= Rahmat Hussain Jafferi =

Pakistani jurist (born 1945)

Rahmat Hussain Jafferi is a Pakistani jurist who served as a justice of the Sindh High Court from 2003 to 2009 and later as a justice of the Supreme Court of Pakistan from 2009 to 2010.

==Early life and education==
Born in 1945 in Larkana, Sindh. He received his early education locally and later attended Government College Larkana, earning a B.A. degree. He obtained his LL.B. from Sindh Muslim Law College.

==Career==
Jafferi began his legal career as an advocate at the Larkana Bar Association, working under his father, Fakir Muhammad Jafferi, a former District Public Prosecutor.

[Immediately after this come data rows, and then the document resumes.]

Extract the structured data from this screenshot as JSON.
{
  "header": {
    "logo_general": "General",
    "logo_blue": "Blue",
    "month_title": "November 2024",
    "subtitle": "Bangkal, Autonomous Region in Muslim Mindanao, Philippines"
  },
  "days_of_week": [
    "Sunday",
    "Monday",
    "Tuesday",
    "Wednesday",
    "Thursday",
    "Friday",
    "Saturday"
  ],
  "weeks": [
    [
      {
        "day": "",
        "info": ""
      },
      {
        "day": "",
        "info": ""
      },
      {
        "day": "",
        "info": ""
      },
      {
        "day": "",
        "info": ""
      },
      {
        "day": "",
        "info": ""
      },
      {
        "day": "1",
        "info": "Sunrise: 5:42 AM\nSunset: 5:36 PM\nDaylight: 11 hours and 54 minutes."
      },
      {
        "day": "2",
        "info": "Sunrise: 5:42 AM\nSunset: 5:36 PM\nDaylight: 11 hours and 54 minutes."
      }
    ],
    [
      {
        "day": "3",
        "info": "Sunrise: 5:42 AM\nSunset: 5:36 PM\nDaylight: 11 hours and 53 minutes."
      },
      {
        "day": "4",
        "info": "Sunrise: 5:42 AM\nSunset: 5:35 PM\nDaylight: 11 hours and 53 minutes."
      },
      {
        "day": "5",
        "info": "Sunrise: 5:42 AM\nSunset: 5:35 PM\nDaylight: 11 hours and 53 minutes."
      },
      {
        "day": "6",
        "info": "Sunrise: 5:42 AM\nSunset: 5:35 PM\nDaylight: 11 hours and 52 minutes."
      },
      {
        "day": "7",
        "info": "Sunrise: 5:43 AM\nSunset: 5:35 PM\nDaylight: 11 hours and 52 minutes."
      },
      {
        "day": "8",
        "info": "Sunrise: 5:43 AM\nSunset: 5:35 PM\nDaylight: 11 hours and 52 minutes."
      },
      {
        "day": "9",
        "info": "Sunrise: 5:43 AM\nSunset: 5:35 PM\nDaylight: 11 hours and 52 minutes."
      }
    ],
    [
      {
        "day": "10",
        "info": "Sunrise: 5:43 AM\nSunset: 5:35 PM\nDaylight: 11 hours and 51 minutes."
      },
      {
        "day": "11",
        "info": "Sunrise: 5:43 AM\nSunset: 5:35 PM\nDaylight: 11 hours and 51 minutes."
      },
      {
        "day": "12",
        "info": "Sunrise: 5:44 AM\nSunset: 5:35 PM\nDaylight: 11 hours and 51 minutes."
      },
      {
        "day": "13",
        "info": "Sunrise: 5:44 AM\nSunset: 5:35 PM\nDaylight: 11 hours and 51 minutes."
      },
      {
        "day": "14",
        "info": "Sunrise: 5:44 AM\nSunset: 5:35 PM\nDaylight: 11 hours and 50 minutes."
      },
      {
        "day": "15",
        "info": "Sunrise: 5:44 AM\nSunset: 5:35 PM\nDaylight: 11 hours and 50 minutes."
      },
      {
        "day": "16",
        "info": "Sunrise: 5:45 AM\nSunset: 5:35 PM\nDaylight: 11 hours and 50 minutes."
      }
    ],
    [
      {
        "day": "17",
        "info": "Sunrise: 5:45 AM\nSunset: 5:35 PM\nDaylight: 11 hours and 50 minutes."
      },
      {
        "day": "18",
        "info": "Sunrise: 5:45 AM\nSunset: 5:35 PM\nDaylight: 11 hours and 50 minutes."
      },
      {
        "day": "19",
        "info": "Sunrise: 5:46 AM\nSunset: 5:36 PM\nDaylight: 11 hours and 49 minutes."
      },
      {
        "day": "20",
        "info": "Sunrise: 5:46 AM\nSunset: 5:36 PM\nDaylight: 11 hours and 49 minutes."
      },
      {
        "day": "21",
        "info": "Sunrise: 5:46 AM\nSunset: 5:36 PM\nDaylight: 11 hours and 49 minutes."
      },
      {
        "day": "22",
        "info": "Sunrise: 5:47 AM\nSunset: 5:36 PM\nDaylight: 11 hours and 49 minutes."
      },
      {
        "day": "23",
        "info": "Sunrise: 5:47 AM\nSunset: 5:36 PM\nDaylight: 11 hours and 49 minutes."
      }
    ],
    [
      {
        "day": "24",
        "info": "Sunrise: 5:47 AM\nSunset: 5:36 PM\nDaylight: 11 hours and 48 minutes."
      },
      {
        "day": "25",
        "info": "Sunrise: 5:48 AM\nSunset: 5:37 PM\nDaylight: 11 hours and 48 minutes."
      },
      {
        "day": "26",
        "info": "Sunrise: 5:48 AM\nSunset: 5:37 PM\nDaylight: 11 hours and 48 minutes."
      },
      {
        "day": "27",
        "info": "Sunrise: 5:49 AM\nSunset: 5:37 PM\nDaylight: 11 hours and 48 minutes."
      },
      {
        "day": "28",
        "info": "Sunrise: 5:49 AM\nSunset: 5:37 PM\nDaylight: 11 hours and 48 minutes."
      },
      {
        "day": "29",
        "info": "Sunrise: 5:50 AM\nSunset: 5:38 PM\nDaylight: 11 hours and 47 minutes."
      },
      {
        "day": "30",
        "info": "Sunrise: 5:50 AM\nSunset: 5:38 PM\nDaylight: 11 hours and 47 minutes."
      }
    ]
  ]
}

In 1972, Jafferi joined the Sindh Judiciary as a civil judge and first-class magistrate. Later, he was elevated to senior civil judge, additional sessions judge, and district and sessions judge, serving in several districts of Sindh. He also served as registrar of the Sindh High Court and received training at the Federal Sharia Academy.

As district and sessions judge in Hyderabad from 1992 to 1995, Jafferi separated the judiciary from the executive branch. On May 7, 1999, he was appointed as administrative judge of the Anti-Terrorism Courts in Karachi Division and later as administrative judge of the Accountability Courts in Sindh, Karachi. During his tenure, he adjudicated several cases, including the Plane Hijacking case against Nawaz Sharif.

Jafferi was appointed as a judge of the Sindh High Court on August 27, 2002 on ad-hoc basis, and later became a permanent judge on August 27, 2003. He was elevated to the Supreme Court of Pakistan on September 7, 2009.

==Personal life==
In 1974, Jafferi married the daughter of Z. A. Channa, a former judge and Secretary of the Ministry of Law, Justice and Human Rights Division.